The cook – and dad of four – says he finds it hard to understand 'modern day poverty', claiming some parents choose to spend money on luxuries rather than nutritious food for their children.
He told the Radio Times: "I'm not judgmental but I've spent a lot of time in poor communities and I find it quite hard to talk about modern-day poverty.
"You might remember that scene in Ministry of Food, with the mum and kid eating chips and cheese out of Styrofoam containers and behind them is a massive f****** TV.
"The fascinating thing is seven times out of 10, the poorest families choose the most expensive ways to hydrate and feed their families – the ready meals, the convenience foods.

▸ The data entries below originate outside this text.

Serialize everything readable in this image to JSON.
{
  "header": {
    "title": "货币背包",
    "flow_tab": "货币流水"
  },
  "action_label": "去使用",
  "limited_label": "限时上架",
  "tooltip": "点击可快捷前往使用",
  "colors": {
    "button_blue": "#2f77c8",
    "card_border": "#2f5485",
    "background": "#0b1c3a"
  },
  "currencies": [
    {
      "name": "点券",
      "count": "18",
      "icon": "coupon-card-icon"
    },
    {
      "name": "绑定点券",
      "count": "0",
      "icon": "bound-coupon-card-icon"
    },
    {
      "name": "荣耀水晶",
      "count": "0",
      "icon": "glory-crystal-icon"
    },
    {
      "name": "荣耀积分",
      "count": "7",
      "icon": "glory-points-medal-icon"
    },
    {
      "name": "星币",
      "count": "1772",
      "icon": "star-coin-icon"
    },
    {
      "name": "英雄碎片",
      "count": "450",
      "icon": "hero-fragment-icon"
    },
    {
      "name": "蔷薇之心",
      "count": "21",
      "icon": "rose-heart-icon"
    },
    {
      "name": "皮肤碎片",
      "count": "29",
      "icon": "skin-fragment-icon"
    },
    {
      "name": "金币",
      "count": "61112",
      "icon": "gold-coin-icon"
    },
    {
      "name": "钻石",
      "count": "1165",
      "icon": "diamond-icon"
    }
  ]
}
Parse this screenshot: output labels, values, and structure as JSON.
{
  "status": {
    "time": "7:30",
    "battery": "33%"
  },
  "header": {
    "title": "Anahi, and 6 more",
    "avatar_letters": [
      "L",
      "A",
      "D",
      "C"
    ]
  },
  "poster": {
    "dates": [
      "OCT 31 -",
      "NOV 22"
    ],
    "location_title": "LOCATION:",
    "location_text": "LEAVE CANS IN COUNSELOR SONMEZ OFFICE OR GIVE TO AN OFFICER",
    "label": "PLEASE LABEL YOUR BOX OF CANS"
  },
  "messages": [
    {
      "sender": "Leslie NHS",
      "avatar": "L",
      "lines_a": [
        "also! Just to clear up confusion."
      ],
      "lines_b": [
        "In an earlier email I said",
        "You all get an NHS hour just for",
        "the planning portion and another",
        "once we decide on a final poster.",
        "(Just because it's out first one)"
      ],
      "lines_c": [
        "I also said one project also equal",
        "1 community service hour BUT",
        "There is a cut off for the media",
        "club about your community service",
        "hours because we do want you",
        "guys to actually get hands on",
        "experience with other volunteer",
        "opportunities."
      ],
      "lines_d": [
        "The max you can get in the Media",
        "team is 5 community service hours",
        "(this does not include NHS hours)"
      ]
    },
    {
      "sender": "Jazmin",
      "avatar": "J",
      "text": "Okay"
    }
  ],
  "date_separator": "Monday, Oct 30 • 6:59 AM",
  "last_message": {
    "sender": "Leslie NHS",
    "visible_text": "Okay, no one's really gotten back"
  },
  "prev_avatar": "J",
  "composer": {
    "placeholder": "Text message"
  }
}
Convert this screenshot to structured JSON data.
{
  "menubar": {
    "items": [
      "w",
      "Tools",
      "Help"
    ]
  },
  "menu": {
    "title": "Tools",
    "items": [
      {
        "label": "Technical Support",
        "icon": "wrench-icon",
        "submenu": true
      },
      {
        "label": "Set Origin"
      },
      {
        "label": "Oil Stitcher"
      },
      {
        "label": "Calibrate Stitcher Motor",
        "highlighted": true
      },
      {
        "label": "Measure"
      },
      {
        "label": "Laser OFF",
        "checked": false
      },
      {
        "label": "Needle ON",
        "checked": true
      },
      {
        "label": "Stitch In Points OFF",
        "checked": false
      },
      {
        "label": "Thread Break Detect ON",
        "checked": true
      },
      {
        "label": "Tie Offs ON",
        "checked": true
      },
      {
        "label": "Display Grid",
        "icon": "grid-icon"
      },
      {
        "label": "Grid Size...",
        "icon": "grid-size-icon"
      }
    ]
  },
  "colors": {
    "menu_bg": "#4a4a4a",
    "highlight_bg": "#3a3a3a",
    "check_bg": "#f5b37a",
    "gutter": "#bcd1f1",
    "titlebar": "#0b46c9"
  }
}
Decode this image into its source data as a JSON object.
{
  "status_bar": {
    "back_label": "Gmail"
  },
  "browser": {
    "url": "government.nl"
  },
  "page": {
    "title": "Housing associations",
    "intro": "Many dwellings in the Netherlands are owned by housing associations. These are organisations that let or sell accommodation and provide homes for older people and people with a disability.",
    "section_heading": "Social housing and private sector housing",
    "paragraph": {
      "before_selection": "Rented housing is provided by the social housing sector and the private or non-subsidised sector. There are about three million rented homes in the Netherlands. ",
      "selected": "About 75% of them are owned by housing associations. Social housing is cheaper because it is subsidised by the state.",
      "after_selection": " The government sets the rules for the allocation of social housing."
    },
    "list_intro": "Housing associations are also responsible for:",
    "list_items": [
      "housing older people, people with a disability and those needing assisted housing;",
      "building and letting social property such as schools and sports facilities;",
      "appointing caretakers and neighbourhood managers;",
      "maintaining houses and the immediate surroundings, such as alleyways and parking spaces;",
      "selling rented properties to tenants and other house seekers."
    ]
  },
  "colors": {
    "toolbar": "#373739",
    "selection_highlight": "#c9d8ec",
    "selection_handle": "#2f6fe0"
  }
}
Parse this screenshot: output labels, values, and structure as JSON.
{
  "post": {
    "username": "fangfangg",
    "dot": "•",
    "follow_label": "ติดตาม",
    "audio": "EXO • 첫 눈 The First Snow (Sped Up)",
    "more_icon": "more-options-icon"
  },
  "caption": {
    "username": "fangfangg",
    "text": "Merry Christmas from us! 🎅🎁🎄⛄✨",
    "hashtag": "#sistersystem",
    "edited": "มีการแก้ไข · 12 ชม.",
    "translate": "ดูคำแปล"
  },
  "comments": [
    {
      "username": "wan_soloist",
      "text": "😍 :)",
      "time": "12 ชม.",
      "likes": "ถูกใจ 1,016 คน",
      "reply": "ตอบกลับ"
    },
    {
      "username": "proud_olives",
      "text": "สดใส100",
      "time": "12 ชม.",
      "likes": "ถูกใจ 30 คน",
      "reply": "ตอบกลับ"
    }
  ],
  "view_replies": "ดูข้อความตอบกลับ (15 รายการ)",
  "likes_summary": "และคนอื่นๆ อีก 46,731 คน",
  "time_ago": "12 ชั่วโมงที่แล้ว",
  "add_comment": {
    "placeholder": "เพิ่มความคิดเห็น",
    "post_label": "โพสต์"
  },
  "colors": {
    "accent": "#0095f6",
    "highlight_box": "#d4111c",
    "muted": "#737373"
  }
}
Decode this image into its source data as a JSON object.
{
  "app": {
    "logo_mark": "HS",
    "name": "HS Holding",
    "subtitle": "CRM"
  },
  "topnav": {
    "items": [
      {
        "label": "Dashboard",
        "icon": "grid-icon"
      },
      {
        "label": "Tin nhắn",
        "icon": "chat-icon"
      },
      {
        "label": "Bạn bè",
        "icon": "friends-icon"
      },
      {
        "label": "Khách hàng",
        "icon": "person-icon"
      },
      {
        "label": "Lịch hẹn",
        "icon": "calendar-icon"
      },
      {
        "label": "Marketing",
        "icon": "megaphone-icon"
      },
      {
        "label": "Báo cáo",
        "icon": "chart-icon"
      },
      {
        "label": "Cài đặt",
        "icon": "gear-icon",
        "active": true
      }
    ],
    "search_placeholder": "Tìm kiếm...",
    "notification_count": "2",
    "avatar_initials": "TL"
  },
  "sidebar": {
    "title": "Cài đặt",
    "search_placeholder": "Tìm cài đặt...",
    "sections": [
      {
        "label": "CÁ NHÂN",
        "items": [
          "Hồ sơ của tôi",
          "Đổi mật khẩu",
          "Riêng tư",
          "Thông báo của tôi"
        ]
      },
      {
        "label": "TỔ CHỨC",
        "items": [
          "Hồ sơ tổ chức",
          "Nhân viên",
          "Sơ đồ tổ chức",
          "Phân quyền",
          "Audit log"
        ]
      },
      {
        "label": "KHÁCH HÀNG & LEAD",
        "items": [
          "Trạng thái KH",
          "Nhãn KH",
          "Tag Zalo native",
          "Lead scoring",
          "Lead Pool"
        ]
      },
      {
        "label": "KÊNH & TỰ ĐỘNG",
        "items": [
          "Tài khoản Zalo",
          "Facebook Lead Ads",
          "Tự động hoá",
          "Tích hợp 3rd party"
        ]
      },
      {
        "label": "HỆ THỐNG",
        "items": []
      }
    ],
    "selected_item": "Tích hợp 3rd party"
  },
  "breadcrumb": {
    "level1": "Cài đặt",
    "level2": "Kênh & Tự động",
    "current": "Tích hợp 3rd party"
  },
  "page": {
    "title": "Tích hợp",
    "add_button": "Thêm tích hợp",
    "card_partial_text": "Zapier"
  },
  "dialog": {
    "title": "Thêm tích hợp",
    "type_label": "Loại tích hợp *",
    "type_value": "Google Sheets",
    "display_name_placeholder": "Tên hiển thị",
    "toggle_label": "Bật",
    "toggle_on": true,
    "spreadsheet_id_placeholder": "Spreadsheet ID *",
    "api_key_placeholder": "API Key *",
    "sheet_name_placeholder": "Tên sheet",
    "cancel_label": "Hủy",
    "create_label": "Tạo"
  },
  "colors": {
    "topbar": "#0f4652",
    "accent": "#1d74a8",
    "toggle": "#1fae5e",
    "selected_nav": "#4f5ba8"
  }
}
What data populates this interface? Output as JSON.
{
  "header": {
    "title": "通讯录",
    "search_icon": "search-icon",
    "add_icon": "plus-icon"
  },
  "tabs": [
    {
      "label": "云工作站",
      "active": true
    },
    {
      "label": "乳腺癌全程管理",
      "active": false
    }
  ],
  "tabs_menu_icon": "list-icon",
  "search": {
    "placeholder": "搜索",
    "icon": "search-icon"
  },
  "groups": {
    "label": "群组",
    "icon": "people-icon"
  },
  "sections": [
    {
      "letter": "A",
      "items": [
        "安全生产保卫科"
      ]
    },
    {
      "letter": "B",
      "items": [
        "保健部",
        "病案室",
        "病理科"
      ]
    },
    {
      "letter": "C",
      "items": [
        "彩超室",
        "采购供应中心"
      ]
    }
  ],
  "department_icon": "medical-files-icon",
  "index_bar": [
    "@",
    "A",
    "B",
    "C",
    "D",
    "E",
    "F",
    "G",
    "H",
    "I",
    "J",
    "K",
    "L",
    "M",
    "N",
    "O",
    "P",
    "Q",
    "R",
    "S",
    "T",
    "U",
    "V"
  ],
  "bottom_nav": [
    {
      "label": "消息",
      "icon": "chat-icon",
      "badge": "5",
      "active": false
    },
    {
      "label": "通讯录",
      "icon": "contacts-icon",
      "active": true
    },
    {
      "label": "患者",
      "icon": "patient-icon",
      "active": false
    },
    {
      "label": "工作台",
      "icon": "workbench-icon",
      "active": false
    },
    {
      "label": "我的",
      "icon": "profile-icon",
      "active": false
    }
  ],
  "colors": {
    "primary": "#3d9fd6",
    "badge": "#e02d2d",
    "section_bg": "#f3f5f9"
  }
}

"Some of the most inspirational food in the world comes from areas where people are financially challenged.
"The flavour comes from a cheap cut of meat, or something that's slow-cooked, or an amazing texture's been made out of leftover stale bread."
In response to Jamie's comments, Imran Hussain, Head of Policy at the Child Poverty Action Group, told the Independent: "Jamie Oliver has made a huge contribution to improving school meals and we're grateful for the support his foundation has given us in our work on free school meals.
"He is right to say that healthy food doesn't always have to be expensive. but for many families it's low income which gets in the way of healthy eating. As official statistics show, parents of poor children are much less likely to be able to afford fresh fruit for their children.
"We also know from the evidence that as the incomes of poor families rise, they spend more on things like healthy food and children's clothes."